The men’s final pitted Raphael Nadal (Spaniard and all-around nice guy) against the only man who’d ever beaten him at the French Open, the brooding Swede Robin Soderling. It was a fun match to watch, because it was fairly close right up to the end, though Nadal was playing at the top of his game while Soderling grew increasingly tired and clumsy in his footing, spraying shots a foot wide or long with increasing frequency as the match progressed.
Meanwhile, I'd gone to the farmer’s market in the rain to pick up the fixings for a gazpacho, Andalusian style—smooth, rather than chunky—hoping to match the soup we'd eaten at Solera. I also cooked up a tortilla Espanol, which is basically a potato cake with eggs and a few shallots added that you flip back and forth by catching it with a big plate and sliding it back into the pan. When the tortilla was ready we opened a bottle of La Cala Vermentino de Sardegna and sat down to celebrate the Spanish and Italian victories, and the further Europeanization of Golden Valley.
Wednesday, June 2, 2010
The Literary Elite
A few days ago, in an Op Ed piece, Garrison Keillor offered up yet one more lament for the demise of the publishing industry, in an age when kids communicate through Facebook and blogs, and can publish their own books relatively cheaply and sell them on Amazon. Never more, he fretted, will publishers and editors nurture relationships with budding authors, eventually ushering the best of them into the pantheon of literary greats. Garrison holds great writers in awe (he says) and began his piece with a description of a party he went to in Manhattan where many “names” were present. Such literary elites will soon be a thing of the past, he remarks, “And if you want to write a book, you just write it, send it to Lulu.com or BookSurge at Amazon or PubIt or ExLibris and you’ve got yourself an e-book. And that is the future of publishing: 18 million authors in America, each with an average of 14 readers, eight of whom are blood relatives. Average annual earnings: $1.75.”

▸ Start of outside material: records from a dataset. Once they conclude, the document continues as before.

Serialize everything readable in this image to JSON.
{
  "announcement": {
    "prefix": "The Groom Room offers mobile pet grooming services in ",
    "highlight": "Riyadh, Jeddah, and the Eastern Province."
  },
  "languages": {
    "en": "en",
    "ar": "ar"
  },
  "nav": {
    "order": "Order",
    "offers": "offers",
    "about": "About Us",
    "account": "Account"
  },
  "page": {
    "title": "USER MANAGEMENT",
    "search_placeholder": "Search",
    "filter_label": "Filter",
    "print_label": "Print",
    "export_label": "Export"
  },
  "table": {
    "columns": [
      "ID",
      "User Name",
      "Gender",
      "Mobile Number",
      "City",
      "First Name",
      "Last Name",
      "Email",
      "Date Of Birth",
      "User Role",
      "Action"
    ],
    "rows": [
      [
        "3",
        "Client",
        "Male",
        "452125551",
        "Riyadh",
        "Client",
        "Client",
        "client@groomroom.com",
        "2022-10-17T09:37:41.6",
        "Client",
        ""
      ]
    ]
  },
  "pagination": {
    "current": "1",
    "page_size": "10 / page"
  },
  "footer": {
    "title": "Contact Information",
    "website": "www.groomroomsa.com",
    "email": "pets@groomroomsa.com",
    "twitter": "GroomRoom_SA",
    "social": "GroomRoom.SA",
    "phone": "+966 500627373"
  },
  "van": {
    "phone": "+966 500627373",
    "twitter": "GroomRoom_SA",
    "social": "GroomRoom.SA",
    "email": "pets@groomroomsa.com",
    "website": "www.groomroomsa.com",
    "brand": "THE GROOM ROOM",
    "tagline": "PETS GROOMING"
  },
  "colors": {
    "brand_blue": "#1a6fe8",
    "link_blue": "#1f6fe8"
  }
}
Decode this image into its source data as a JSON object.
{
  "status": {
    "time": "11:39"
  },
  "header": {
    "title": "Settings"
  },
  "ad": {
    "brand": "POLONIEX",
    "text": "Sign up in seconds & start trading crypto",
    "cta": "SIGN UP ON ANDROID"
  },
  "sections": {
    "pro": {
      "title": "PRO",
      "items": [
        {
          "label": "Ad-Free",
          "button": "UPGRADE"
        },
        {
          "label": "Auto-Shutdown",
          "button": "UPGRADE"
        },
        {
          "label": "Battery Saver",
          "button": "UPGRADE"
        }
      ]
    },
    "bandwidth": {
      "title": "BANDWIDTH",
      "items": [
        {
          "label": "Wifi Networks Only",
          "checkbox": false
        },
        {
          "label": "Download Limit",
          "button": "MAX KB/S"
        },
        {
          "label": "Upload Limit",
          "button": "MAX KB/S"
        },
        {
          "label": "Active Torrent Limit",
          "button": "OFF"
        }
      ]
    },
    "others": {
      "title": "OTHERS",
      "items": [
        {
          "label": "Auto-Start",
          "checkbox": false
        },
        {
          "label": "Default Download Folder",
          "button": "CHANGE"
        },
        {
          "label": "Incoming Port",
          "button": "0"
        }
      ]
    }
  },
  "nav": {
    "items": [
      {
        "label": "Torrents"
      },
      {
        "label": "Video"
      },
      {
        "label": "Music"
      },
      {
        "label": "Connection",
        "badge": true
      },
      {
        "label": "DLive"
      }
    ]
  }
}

These remarks merely go to show that Keillor is nostalgic by nature, which everyone knew already, and (somewhat more surprising, perhaps) that he knows nothing about the publishing industry, which is larger than the music or the film industry and grew by a healthy 7% last year while many other industries were gasping for air. It also seems to suggest that he knows nothing about youth culture, which has its own heroes and demigods among the vampire romance-writers and graphic novelists.
Keillor can be forgiven his curmudgeony screed, I guess; it’s obvious he cares about books and reveres those who’ve written them well. But imagine how much more interesting it would have been for him to relate a few of the things he picked up in conversation with the Olympians. (He mentions spotting Scott Turow, David Remnick, Erica Jong, Jeffrey Toobin, and Judy Blume in the crowd.)
Do successful writers say interesting things? I’ll bet they do. But not necessarily to fans, who are likely to approach them with starry eyes and expect them, in a few snatches of conversation, to “live up to” the remarkable worlds they’ve created on paper at such great effort. More often, successful authors say interesting things to other successful authors whom they’ve already gotten to know at other parties.
I’ve had interesting conversations with a few famous writers—James Salter and Robert Bly come to mind—conversations that were conversations and added dimension to my understanding of them. On the other hand, I ran into Evan S. Connell in the plaza in Santa Fe one morning at dawn, and though he was polite, he seemed very eager to be off; at the time he was hard at work on Deus Lo Volt!, or so he told me. He signed a postcard that I happened to have with me, and when I went into the lobby of La Fonda to get another one, I said, “Hey! I just ran into Evan S. Connell in the plaza.” The old lady behind the counter replied, in a purring voice, “He comes in here often. Isn’t he a nice man.”